Mumbai, July 1: The rate roulette has begun. Bond prices soared, the rupee hardened and banks bumped up returns on non-resident deposits in the first signs of a possible realignment at home as a result of the Fed hike.
Money chased government bonds (gilts) in the first few hours of trading this morning as investors who had discounted the rise in US rates, decided to buy afresh.
However, the rally could not be sustained as concerns at home soon overtook the Fed move. One of the biggest worries for the market is how inflation will behave.
The yield on 10-year gilts — widely used as a benchmark for long-term interest rates — finished almost unchanged after hitting a low early on and rising later. Gilt prices and yields are inversely related — when one goes up, the other slides, and vice versa.
As trading began today, the Fed statement boosted bond prices, sending the yield on the 10-year gilt tumbling to 5.76 per cent from 5.84 per cent on Wednesday.
The bond markets took comfort in the Fed’s declaration that it would follow a measured pace on rate hikes. This would mean the central bank would go for a gentle nudge rather than a push.
The rupee, which typically would have been under pressure because of rising interest rates abroad, bounced back to 45.92 instead, helped by forex market players who had already conditioned themselves to a Fed hike.
The weakness of the dollar against major global currencies — following the 25-basis points rise in US interest rates to 1.25 per cent — also helped the rupee.
In choppy trading, the rupee clawed back above the crucial 46-mark in a whopping gain of 14 paise over Wednesday’s close of 46.06. Earlier in the session, the currency hit an intra-day peak of 45.84 after opening at 45.96.
Despite the appreciation of the rupee, analysts continue to remain worried over the impact of a rise in US interest rates on emerging markets. Some feel such increases could send investors into overseas assets, choking off inflows to the country and putting pressure on the rupee. In recent months, the rupee had made big gains against the greenback, boosted by robust foreign capital flows and NRI remittances.
Uco Bank and Indian Overseas Bank announced an increase in the interest rates on their NRE deposits.
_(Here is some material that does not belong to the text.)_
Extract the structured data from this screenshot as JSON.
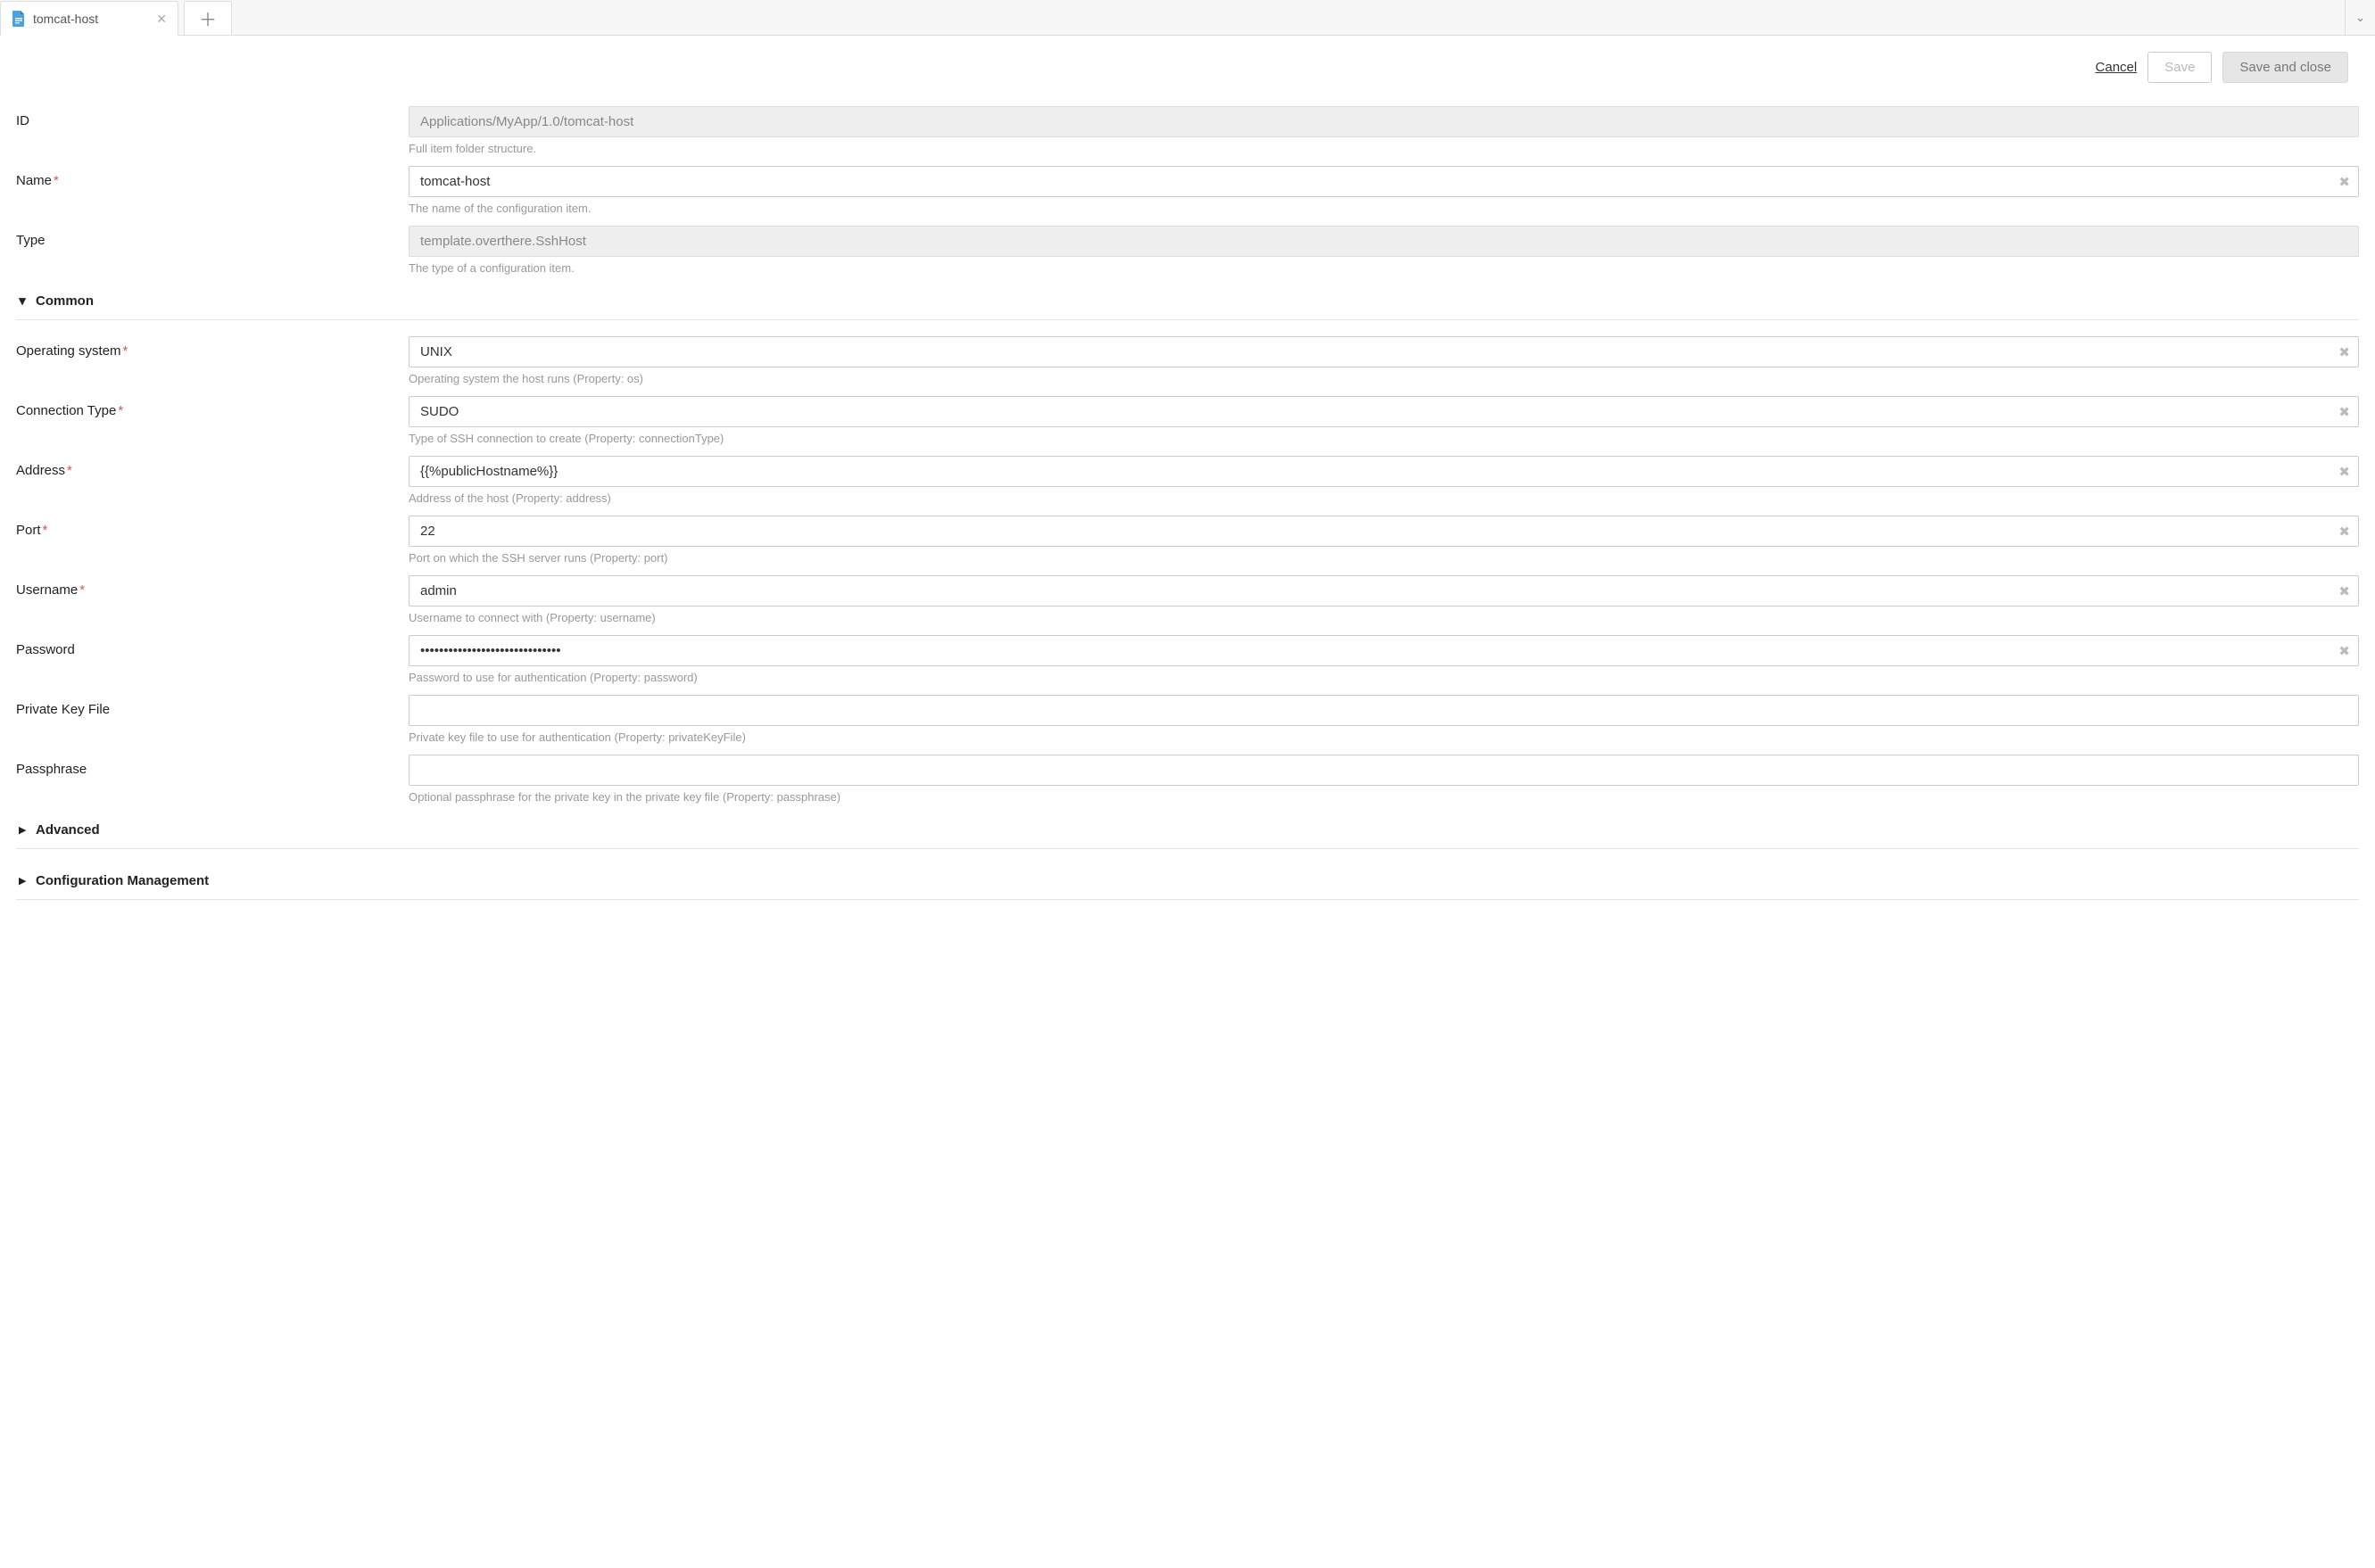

A Uco release said rates have been raised to 2.5 per cent (from 2.1 per cent) on deposits of less than 2 years, 3.2 per cent (2.9 per cent) of two to three years and 3.7 per cent (3.5 per cent) if the money is kept over three years.
NRE deposits kept at IOB for one to two years will fetch 2.50 per cent (2.10 per cent). The rate will be 3.20 per cent (2.90 per cent) for two to three years and 3.70 per cent (3.50 per cent) for three to five years.